Pyoderma gangrenosum (PG) is a rare disease characterized by ulcerative cutaneous lesions that can occur postoperatively and is often associated with autoimmune disorders. PG is diagnosed by excluding other conditions that can cause ulcerations, such as infections, which may also result in immunosuppressive treatment delays and suboptimal wound care. Operative debridement of wounds has traditionally been avoided in the acute setting secondary to pathergy. This article presents a case of extensive breast PG that was successfully treated with surgical debridement, porcine-derived extracellular matrix, and negative pressure wound therapy while on systemic immunosuppressive therapy.

Introduction

Pyoderma gangrenosum (PG) is a rare inflammatory neutrophilic dermatosis characterized by extensive ulcerative cutaneous lesions. The etiology is unknown, but wounds can be precipitated by dermal injury and are often associated with autoimmune disorders such as ulcerative colitis, Crohn’s disease, and rheumatoid arthritis.^1-4 PG is diagnosed clinically by excluding other conditions that can cause ulcerations, such as infections, vasculitis, malignancy, or soft tissue ischemia. It is particularly challenging to diagnose in the postoperative period, which may result in immunosuppressive treatment delays and suboptimal wound care. In this patient population, PG typically presents in the first postoperative week as a tender erythematous nodule that evolves into painful ulcerations with irregular, raised, violaceous borders.^2-7 The patient may also have fever, leukocytosis, and sterile exudate from wounds.² Skin biopsy can be helpful in making the diagnosis of PG. Histopathology shows nonspecific neutrophilic inflammation and wound cultures are typically negative.^{2, 4-8} A high index of suspicion and early diagnosis facilitate timely intervention.² The mainstay of treatment is immunosuppression with topical and systemic medications including corticosteroids, dapsone, clofazimine, cyclophosphamide, cyclosporine, and TNF-alpha inhibitors.^5-9 Operative debridement of wounds has traditionally been avoided in the acute setting secondary to pathergy.¹⁰

Deep wounds can be debrided and treated with negative pressure wound therapy, allograft, autograft, or flap coverage during the quiescent phase if the patient is adequately immunosuppressed.^2,6-8,11-12 Despite treatment, patients can experience a chronic relapsing disease course.^6-8

PG has rarely been described in patients undergoing breast reduction and breast reconstruction surgery.^2-3,10,13-14 Most patients develop symptoms within 3 to 4 days of surgery, but the median time to correct diagnosis is 12.5 days.^2-3

The breasts are typically affected symmetrically, and the nipples are spared.² Donor sites such as the abdomen or back may also be involved.^2,4 In cases of flap reconstruction, skin changes on the flap may be mistaken for flap ischemia or infection leading to debridement and subsequent flap loss.³ In addition to prompt medical management, maintaining the aesthetic appearance of the breast is a priority in this patient population. Reconstruction has largely been limited to local wound care and healing by secondary intention, which can leave patients with disfiguring scars.^5,7,10 Skin grafting and reconstruction with flaps has been utilized in a small number of patients but carries with it risks of pathergy at the donor and/or recipient site.² Porcine urinary bladder matrix has been described for use in pyoderma gangrenosum ulcers.¹⁵ To our knowledge, it has not been utilized in breast PG.
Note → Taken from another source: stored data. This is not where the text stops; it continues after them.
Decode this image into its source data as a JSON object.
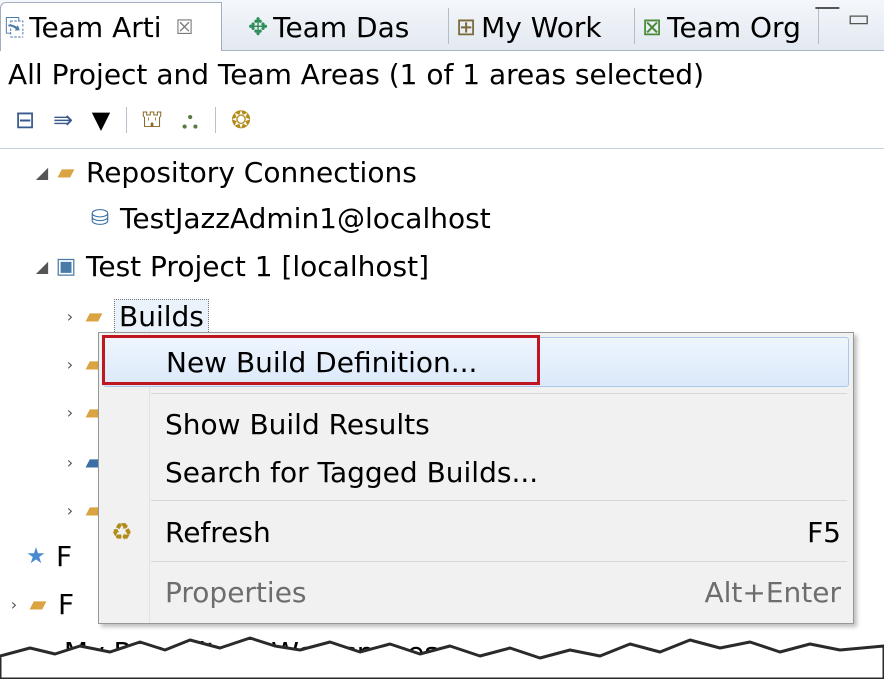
{
  "tabs": [
    {
      "label": "Team Arti",
      "icon": "team-artifacts-icon",
      "active": true,
      "close": "☒"
    },
    {
      "label": "Team Das",
      "icon": "team-dashboard-icon"
    },
    {
      "label": "My Work",
      "icon": "my-work-icon"
    },
    {
      "label": "Team Org",
      "icon": "team-org-icon"
    }
  ],
  "view_buttons": [
    "minimize-icon",
    "maximize-icon"
  ],
  "scope_label": "All Project and Team Areas (1 of 1 areas selected)",
  "toolbar": [
    "collapse-all-icon",
    "filter-icon",
    "view-menu-icon",
    "project-area-icon",
    "team-area-icon",
    "help-icon"
  ],
  "tree": {
    "repo_connections": "Repository Connections",
    "connection": "TestJazzAdmin1@localhost",
    "project": "Test Project 1 [localhost]",
    "builds": "Builds",
    "partial_f1": "F",
    "partial_f2": "F",
    "partial_bottom": "My Repository Workspaces"
  },
  "context_menu": {
    "new_build_definition": "New Build Definition...",
    "show_build_results": "Show Build Results",
    "search_tagged_builds": "Search for Tagged Builds...",
    "refresh": "Refresh",
    "refresh_accel": "F5",
    "properties": "Properties",
    "properties_accel": "Alt+Enter"
  },
  "colors": {
    "highlight_border": "#c0161f",
    "hover_bg": "#dbe9fa",
    "menu_bg": "#f1f1f1"
  }
}
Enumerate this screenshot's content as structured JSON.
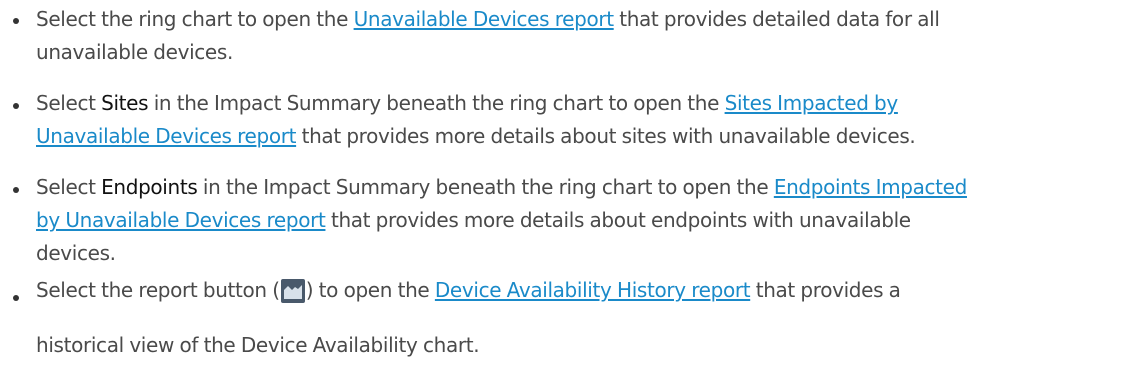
{
  "bullets": [
    {
      "before": "Select the ring chart to open the ",
      "link": "Unavailable Devices report",
      "after": " that provides detailed data for all",
      "line2": "unavailable devices."
    },
    {
      "before": "Select ",
      "bold": "Sites",
      "middle": " in the Impact Summary beneath the ring chart to open the ",
      "link_part1": "Sites Impacted by",
      "link_part2": "Unavailable Devices report",
      "after": " that provides more details about sites with unavailable devices."
    },
    {
      "before": "Select ",
      "bold": "Endpoints",
      "middle": " in the Impact Summary beneath the ring chart to open the ",
      "link_part1": "Endpoints Impacted",
      "link_part2": "by Unavailable Devices report",
      "after": " that provides more details about endpoints with unavailable",
      "line3": "devices."
    },
    {
      "before": "Select the report button (",
      "icon": "area-chart-icon",
      "middle": ") to open the ",
      "link": "Device Availability History report",
      "after": " that provides a",
      "line2": "historical view of the Device Availability chart."
    }
  ],
  "colors": {
    "text": "#4a4a4a",
    "link": "#1a8ac9",
    "emphasis": "#111111",
    "icon_background": "#49596b"
  }
}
We present a case of extensive breast PG that was successfully treated with surgical debridement, porcine-derived extracellular matrix, and negative pressure wound therapy while on systemic immunosuppressive therapy. This novel treatment approach can be utilized in patients to prevent pathergy and optimize aesthetic outcomes.

Case

A 38-year-old, otherwise healthy female with no history of autoimmune disorders underwent bilateral immediate breast reconstruction with buried latissimus dorsi flaps after bilateral mastectomies for ductal carcinoma in-situ and Paget disease of the nipple. Intraoperative indocyanine green angiography was performed to evaluate perfusion to the mastectomy skin flaps once the latissimus dorsi flaps were buried. An area of decreased perfusion on the right inferior mastectomy flap was identified and sharply excised prior to closure. The patient initially recovered well and was discharged on postoperative day 3. She returned to the hospital on postoperative day 9 due to fever and painful ulcerations with fibrinous exudate on her bilateral breasts involving approximately 25% to 50% of her bilateral mastectomy skin.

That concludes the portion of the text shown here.